Schlecht geölt
Im Überblick:
- Mit seinen vorsichtigen Aussagen konnte Jerome Powell die Anleihenmärkte nicht bremsen.
- Hohe Ölpreise bei zugleich starkem US-Dollar: Für die europäische Inflation ist das ein „Doppelschlag“.
- Wir gehen davon aus, dass auf der Sitzung des EZB-Rats nicht viel passiert.
Trotz der zurückhaltenden Worte von Jerome Powell letzte Woche lagen die langfristigen US-Renditen am Freitag noch immer bei nahezu 5%. Nach den Aussagen des Fed-Chefs sind zwar die Erwartungen für die Fed Funds bis zum Jahresende zurückgegangen, aber lang laufende US-Treasuries scheinen sich von der kurzfristigen Geldpolitik abgekoppelt zu haben.
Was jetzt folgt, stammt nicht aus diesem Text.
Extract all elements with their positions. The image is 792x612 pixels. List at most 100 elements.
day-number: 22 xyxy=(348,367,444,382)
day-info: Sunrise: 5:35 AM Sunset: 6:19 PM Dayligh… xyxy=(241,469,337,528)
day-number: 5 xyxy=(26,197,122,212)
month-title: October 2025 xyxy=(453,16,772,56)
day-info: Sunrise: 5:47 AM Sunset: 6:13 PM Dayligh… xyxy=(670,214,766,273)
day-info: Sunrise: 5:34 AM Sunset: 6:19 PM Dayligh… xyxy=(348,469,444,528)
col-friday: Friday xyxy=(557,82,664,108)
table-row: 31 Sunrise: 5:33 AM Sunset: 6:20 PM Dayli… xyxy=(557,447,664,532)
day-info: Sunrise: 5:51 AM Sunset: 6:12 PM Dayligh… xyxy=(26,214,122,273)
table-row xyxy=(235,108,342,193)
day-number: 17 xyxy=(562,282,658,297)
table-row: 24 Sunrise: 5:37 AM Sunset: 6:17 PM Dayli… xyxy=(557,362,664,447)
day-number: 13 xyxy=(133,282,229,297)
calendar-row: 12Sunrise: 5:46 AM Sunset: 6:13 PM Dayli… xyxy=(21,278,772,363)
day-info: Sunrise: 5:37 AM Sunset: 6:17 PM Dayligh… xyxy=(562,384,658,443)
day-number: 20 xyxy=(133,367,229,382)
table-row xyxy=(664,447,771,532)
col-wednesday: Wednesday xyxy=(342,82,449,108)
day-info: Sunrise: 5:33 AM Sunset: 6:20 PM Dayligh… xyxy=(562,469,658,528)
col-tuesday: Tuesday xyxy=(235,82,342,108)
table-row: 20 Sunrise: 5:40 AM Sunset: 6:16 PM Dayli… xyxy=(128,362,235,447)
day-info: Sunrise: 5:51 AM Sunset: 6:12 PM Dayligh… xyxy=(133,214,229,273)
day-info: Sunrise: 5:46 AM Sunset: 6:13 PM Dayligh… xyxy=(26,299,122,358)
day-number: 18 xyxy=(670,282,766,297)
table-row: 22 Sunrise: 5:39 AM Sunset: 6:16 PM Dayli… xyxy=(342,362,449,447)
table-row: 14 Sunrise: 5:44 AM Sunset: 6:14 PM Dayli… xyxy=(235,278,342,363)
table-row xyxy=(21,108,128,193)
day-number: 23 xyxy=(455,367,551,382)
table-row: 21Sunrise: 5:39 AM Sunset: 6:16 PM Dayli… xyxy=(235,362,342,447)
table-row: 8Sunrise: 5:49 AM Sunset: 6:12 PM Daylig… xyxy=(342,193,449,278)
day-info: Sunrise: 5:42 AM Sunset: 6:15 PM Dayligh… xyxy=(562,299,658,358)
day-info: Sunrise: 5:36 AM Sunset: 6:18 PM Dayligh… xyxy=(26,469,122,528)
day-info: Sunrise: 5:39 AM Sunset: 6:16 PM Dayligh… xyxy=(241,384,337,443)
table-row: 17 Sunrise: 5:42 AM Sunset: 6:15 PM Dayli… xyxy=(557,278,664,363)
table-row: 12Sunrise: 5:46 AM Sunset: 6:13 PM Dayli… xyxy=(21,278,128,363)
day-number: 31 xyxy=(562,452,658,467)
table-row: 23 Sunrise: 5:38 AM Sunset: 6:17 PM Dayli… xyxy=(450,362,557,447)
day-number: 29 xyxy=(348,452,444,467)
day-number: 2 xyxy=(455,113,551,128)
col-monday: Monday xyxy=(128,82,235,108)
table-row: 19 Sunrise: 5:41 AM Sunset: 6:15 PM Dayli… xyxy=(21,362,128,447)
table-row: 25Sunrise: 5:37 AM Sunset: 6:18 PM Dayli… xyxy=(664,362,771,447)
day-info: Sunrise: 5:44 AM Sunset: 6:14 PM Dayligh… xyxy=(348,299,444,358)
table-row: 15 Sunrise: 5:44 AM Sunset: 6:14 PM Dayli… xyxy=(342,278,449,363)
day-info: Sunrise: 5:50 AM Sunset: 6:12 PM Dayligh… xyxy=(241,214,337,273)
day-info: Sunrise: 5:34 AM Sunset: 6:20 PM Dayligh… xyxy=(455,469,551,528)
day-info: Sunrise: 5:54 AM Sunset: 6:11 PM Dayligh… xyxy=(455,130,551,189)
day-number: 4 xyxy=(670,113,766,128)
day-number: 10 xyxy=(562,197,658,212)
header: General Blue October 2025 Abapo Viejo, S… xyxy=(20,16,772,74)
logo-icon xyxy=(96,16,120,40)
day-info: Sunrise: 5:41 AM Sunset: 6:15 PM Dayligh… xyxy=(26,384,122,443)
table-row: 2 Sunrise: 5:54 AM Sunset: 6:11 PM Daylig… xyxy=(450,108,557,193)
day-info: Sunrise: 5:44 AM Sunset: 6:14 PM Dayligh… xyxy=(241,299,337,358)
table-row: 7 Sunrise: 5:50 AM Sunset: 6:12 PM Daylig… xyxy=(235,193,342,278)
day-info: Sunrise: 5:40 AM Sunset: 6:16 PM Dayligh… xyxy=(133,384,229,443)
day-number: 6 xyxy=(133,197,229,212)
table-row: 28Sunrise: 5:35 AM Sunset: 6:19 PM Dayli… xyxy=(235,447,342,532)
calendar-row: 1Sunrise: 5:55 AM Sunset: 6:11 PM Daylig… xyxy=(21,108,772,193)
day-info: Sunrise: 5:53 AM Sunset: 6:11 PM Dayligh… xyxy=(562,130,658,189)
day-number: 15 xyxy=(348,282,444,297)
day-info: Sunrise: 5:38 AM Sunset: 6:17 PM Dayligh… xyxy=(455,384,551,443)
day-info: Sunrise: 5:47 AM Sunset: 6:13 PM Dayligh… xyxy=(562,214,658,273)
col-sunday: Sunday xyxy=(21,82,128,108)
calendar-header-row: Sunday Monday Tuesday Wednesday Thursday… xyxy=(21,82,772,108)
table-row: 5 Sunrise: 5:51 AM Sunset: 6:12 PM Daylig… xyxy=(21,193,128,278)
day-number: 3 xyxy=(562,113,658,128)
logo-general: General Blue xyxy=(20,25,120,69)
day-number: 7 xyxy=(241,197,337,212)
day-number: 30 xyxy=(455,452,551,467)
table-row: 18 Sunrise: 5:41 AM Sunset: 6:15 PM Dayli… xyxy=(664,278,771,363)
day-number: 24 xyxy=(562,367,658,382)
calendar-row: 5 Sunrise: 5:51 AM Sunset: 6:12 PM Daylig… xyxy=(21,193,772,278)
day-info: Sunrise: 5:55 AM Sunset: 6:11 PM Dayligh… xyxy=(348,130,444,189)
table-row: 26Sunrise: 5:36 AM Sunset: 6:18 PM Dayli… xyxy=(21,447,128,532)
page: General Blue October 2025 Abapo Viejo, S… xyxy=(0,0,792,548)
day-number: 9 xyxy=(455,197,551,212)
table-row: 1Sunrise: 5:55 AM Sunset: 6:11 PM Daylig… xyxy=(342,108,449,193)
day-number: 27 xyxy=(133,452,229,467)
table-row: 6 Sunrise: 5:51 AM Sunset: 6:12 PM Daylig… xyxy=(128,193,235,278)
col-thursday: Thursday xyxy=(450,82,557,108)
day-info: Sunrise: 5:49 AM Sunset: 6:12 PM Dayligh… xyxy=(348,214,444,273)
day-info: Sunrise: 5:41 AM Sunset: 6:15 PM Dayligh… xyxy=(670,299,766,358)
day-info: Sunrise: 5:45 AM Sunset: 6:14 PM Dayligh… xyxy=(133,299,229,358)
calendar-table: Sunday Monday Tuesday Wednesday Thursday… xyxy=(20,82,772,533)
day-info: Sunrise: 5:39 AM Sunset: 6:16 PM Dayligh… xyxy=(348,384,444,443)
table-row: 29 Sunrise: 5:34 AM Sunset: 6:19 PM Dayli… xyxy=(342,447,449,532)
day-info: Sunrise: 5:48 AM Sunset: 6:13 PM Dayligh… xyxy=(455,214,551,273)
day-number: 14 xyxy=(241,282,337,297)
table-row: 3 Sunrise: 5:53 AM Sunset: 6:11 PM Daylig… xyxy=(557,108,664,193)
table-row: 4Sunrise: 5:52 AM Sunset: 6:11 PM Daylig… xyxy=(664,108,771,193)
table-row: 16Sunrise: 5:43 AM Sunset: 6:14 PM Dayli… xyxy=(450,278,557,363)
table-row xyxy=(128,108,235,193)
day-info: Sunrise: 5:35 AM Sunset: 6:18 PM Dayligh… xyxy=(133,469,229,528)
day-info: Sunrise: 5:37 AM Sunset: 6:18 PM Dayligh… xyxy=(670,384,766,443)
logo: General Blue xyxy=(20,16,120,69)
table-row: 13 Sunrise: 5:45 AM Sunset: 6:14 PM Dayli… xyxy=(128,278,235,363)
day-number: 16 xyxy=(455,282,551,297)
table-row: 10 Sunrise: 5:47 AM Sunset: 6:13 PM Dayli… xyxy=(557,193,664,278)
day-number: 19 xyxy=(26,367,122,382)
Vielleicht haben die Märkte realisiert, dass der neutrale US-Leitzins jetzt höher ist als früher. Dann würde die Fed die Langfristrenditen weniger gut steuern können.
Die US-Wirtschaft ist so stabil, dass sie sogar auf internationale Energieschocks weniger stark reagiert. Natürlich haben höhere Ölpreise Konsequenzen für US-Verbraucher, aber seitdem die USA ein Nettoexporteur fossiler Brennstoffe sind, führen steigende Preise – anders als im Euroraum – nicht mehr zur Verschlechterung der Terms of Trade. Auch deshalb hat sich die Korrelation zwischen Ölpreisen und Dollarkurs umgekehrt. Bislang war sie negativ: Bei steigenden Ölpreisen wertete der US-Dollar ab. Jetzt ist sie positiv: Der US-Dollar wertet trotz höherer Ölpreise auf. Das belastet die europäische Wirtschaft zusätzlich. Ein starker Dollar lässt den energiekostengetriebenen Inflationsdruck noch weiter steigen.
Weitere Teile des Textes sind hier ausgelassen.